The Proposition 79 side (or Cal Rx Plus) has another point of view. “The huge amount of money the drug companies are spending will be a good investment for them if it preserves their ability to continue to price gouge American consumers,” says Wright of Health Access, the coalition of consumer and union groups.
Wright invokes Proposition 78 itself in defending his charge of price gouging. “The prescription drug companies have, by offering their own initiative on discounts, admitted that their drug prices are far too high,” he says. But he claims that Proposition 78 is a “cynical dodge,” because “they can just walk away at any time.” He points to features in Proposition 78 that provide for the termination of the Cal Rx program if not enough residents sign up, if not enough drug companies offer discounts or if a third-party contractor cannot be found to administer the program.
Referring to the Ohio program, Wright also cautions that a substantial portion of the initial rebates realized seems to have come from pharmacy, not drug industry, discounts.
Wright is not the only observer skeptical of the ability of a voluntary program to deliver meaningful rebates.

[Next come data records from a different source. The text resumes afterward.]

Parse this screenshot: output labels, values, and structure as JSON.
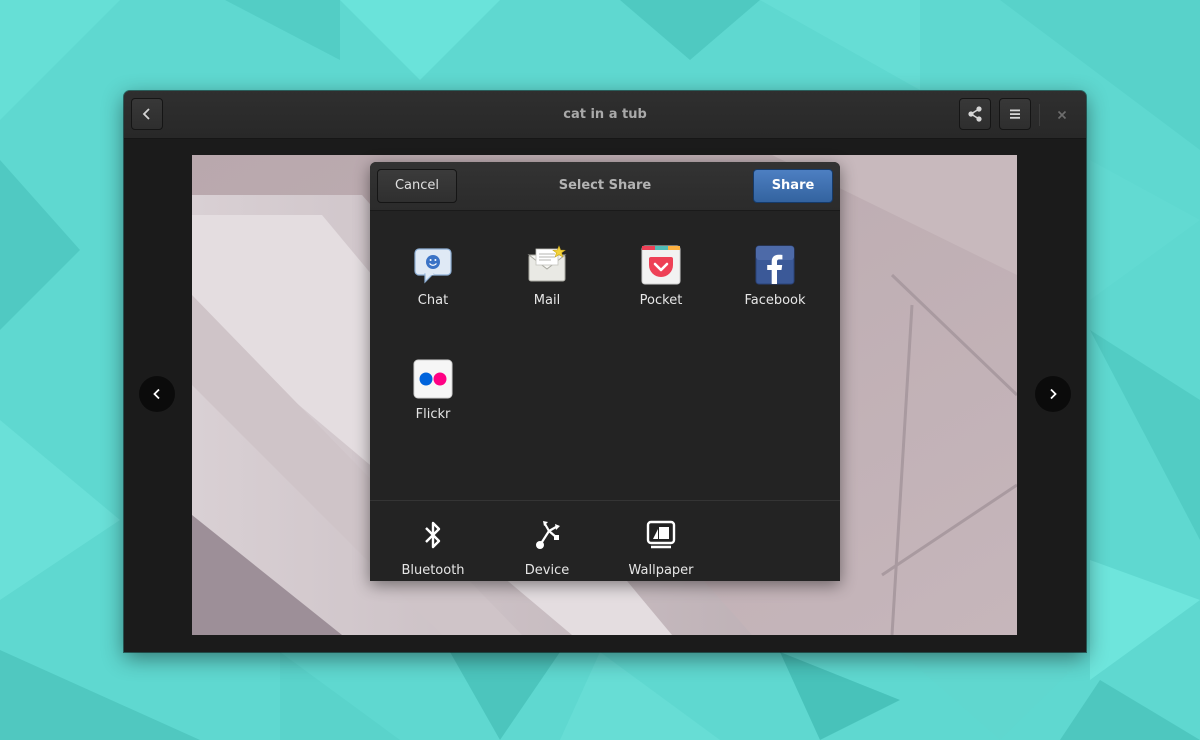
{
  "window": {
    "title": "cat in a tub"
  },
  "share_dialog": {
    "title": "Select Share",
    "cancel_label": "Cancel",
    "share_label": "Share",
    "accounts": [
      {
        "label": "Chat",
        "icon": "chat-icon"
      },
      {
        "label": "Mail",
        "icon": "mail-icon"
      },
      {
        "label": "Pocket",
        "icon": "pocket-icon"
      },
      {
        "label": "Facebook",
        "icon": "facebook-icon"
      },
      {
        "label": "Flickr",
        "icon": "flickr-icon"
      }
    ],
    "devices": [
      {
        "label": "Bluetooth",
        "icon": "bluetooth-icon"
      },
      {
        "label": "Device",
        "icon": "device-icon"
      },
      {
        "label": "Wallpaper",
        "icon": "wallpaper-icon"
      }
    ]
  },
  "colors": {
    "desktop": "#5cd6cf",
    "share_button": "#3d6fb0",
    "facebook": "#3b5998",
    "pocket": "#ee4056",
    "flickr_blue": "#0063dc",
    "flickr_pink": "#ff0084"
  }
}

The Legislative Analyst’s Office also has expressed doubts about voluntary approaches. In a review of the Cal Rx legislative proposal — the predecessor to Proposition 78 — released in February, LAO recommended that the legislation “be amended to require the director of the [Department of Health Services] DHS to phase out the voluntary approach, and to commence the implementation of a Medi-Cal leveraging strategy for California Rx, in the event that drug makers fail to make good on their promises to the administration to offer significant price concessions on an extensive list of prescription drug products.”
Wright argues that Proposition 79 is preferable to the drug industry’s initiative (Proposition 78) for several reasons. He says Proposition 79 would reach more Californians, not only because of its more generous eligibility limits, but also because of a provision in the initiative that would permit the health department to establish a prescription drug purchasing program for small businesses and small employer purchasing pools. He also believes its enforcement provisions make it more likely for it to succeed. Proposition 79 advocates maintain that their opponents’ predictions of a litigation explosion are overwrought.
Advocates on both sides are honing their talking points in the calm before what is sure to be a media storm. In June a statewide Field poll revealed Californians to be positively inclined toward the prescription drug discount initiatives, with 64 percent favoring the industry approach and 54 percent supporting the consumer and labor-backed measure.